1. ## first-countable...

Let $\{X_i\}_{i \in I}$ a family of topological spaces. Prove that the product space $\prod X_i$ is first-countable if and only if each $X_i$ are first-countable, and every space $X_i$, except for a countable quantity, are indiscrete.

I have no idea... Maybe something for the converse, but probably I´m wrong...

2. Originally Posted by Inti
Let $\{X_i\}_{i \in I}$ a family of topological spaces. Prove that the product space $\prod X_i$ is first-countable if and only if each $X_i$ are first-countable, and every space $X_i$, except for a countable quantity, are indiscrete.

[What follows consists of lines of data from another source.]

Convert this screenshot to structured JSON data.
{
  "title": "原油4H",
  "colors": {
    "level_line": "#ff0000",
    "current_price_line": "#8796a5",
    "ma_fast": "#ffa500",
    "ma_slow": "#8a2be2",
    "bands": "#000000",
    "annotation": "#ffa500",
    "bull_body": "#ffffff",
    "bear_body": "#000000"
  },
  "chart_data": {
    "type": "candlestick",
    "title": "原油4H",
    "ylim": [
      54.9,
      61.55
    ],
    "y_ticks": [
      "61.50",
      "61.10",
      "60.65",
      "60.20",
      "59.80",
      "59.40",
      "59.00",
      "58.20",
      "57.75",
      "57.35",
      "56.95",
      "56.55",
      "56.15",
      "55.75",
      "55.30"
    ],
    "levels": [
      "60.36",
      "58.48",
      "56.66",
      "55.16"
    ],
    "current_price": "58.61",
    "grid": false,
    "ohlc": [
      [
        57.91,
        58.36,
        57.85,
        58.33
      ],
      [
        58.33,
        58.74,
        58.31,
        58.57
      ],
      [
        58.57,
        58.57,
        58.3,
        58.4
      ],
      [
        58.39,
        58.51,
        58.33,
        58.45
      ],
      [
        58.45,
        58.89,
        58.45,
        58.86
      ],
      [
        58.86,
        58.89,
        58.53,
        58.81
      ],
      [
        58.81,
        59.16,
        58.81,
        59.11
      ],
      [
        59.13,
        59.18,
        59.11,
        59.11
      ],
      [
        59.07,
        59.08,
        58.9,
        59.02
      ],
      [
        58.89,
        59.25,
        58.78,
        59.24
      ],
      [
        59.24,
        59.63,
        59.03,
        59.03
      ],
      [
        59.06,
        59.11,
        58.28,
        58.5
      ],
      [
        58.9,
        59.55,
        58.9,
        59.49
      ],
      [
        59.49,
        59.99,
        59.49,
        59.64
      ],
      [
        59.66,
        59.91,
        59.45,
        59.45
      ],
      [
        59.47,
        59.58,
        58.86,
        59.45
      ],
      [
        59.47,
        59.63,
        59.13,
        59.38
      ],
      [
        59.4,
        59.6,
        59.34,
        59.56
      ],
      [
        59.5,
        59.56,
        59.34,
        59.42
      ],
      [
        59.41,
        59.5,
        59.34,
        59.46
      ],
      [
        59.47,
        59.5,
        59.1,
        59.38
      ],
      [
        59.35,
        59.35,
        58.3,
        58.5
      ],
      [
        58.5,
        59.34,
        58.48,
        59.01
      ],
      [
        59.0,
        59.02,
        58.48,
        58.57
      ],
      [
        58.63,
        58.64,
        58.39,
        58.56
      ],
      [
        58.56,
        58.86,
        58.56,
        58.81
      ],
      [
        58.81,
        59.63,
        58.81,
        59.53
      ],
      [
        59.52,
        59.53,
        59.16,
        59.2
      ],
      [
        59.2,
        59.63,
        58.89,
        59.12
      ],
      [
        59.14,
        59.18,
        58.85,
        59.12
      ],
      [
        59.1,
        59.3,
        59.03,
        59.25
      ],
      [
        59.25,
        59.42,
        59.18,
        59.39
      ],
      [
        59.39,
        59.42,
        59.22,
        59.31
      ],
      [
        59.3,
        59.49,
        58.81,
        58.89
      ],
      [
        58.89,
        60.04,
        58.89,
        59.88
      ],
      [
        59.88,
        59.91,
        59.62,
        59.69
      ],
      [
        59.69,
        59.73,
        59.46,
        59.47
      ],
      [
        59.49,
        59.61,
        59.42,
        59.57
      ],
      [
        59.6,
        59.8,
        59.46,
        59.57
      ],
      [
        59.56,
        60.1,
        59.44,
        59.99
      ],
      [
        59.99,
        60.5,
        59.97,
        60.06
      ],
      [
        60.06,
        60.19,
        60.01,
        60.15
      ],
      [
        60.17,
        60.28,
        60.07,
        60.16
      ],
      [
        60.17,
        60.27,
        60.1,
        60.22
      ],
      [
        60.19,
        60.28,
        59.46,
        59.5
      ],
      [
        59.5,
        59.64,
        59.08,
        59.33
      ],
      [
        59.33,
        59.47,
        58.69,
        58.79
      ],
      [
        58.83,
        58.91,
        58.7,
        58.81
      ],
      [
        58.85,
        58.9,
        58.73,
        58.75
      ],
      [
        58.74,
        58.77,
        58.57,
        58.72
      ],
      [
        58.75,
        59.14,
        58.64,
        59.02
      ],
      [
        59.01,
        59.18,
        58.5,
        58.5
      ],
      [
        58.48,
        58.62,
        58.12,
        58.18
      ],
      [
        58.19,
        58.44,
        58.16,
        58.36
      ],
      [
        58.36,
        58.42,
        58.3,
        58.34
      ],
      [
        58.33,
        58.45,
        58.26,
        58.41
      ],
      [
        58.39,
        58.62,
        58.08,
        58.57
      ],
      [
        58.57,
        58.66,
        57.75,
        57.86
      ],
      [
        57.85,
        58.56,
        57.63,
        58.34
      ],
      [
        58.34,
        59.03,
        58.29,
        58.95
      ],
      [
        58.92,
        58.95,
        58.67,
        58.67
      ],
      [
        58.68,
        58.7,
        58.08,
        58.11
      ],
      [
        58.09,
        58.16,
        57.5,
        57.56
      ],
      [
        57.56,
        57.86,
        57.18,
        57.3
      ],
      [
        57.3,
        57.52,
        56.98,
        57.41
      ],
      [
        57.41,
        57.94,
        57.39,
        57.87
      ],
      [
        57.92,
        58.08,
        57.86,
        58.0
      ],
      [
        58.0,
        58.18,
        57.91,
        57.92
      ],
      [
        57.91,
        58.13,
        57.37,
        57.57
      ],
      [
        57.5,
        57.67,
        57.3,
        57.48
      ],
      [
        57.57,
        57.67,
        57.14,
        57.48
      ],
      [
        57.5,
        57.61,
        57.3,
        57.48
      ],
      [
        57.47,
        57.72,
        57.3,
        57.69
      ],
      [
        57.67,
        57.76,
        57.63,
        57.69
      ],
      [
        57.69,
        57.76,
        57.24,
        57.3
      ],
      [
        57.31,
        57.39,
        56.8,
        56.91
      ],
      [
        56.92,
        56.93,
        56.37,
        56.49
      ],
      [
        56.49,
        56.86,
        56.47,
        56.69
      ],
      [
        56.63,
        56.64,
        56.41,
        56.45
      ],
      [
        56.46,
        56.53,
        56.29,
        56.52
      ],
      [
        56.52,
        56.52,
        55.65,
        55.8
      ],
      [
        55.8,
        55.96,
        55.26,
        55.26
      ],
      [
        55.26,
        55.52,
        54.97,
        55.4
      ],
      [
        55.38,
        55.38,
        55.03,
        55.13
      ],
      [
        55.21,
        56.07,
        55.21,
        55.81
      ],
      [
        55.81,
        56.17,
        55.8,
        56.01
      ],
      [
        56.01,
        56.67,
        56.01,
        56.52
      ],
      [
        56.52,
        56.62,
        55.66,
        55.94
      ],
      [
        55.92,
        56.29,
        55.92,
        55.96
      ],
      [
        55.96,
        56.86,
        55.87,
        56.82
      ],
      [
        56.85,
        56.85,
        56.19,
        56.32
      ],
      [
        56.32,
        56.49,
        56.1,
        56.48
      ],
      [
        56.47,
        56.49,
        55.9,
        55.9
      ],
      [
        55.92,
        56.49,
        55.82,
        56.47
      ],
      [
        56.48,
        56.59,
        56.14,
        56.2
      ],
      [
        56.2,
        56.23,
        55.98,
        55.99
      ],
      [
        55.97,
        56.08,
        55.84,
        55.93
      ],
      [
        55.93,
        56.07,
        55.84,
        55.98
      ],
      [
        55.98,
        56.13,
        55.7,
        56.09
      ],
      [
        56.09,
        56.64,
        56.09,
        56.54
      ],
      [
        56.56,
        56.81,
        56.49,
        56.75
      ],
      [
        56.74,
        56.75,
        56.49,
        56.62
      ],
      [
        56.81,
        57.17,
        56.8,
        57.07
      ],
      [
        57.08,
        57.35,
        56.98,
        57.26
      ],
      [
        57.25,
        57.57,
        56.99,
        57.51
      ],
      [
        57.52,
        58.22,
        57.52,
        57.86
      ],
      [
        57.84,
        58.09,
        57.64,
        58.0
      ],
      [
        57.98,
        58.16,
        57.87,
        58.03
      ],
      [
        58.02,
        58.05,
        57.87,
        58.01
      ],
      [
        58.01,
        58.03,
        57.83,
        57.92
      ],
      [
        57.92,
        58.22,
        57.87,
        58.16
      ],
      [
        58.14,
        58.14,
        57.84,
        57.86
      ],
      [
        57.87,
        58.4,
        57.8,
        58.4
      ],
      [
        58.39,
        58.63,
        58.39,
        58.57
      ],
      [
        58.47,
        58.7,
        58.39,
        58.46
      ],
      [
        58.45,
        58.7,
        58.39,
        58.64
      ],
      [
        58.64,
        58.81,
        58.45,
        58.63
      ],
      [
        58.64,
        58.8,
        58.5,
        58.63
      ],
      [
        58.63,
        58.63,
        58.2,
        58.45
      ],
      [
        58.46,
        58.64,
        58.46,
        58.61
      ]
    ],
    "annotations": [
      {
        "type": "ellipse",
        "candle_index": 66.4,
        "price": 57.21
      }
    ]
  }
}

I have no idea... Maybe something for the converse, but probably I´m wrong...
Definition. A space X is first countable provided that there is a countable local basis at each point of X.

$(\Rightarrow)$
Assume $\prod_{i \in I}{X_i}$ is first countable. Then, for each $x = {(x_i)}_{i \in I}$ lies in $\prod_{i \in I}{X_i}$, there is a countable local basis at $x = {(x_i)}_{i \in I}$. Let a countable union of countable product set $\prod{(U_{x_i})}_i$ be such a countable local basis at $x = {(x_i)}_{i \in I}$, where ${(U_{x_i})}_i$ is a local basis at each $x_i \in X_i$ for finitely many values of $i$ and ${(U_{x_i})}_i = X_i$ for all other values of i. It follows that ${(U_{x_i})}_i$ should be all countable since $\prod_{i \in I}{X_i}$ has a countable local basis for each x lies in $\prod_{i \in I}{X_i}$ by hypothesis. Thus, each ${(U_{x_i})}_i$ can be the required countable local basis at each $x_i \in X_i$ and we conclude that $X_i$ is first-countable. Since a countable union of $\prod{(U_{x_i})}_i$ is countable, ${(U_{x_i})}_i = X_i$ for all but countable values of i. Thus, $X_i$ should be indiscrete for all but countable values of i.

$(\Leftarrow)$
Assume each $X_i$ is first-countable, and every space $X_i$, except for a countable quantity, are indiscrete.
Let $x = {(x_i)}_{i \in I}$ lies in $\prod_{i \in I}{X_i}$. If $(\beta_{x_i})_i$ is a countable local basis at $x_i$ for the space $X_i$, then the countable union of products $\prod{(U_{x_i})}_{i}$, where ${(U_{x_i})}_i = {(\beta_{x_i})}_i$ for finitely many values of $i$ and ${(U_{x_i})}_i = X_i$ for all the other values of $i$ is the desired countable local basis for $x = {(x_i)}_{i \in I}$ lies in $\prod_{i \in I}{X_i}$. Thus, $\prod_{i \in I}{X_i}$ is first countable.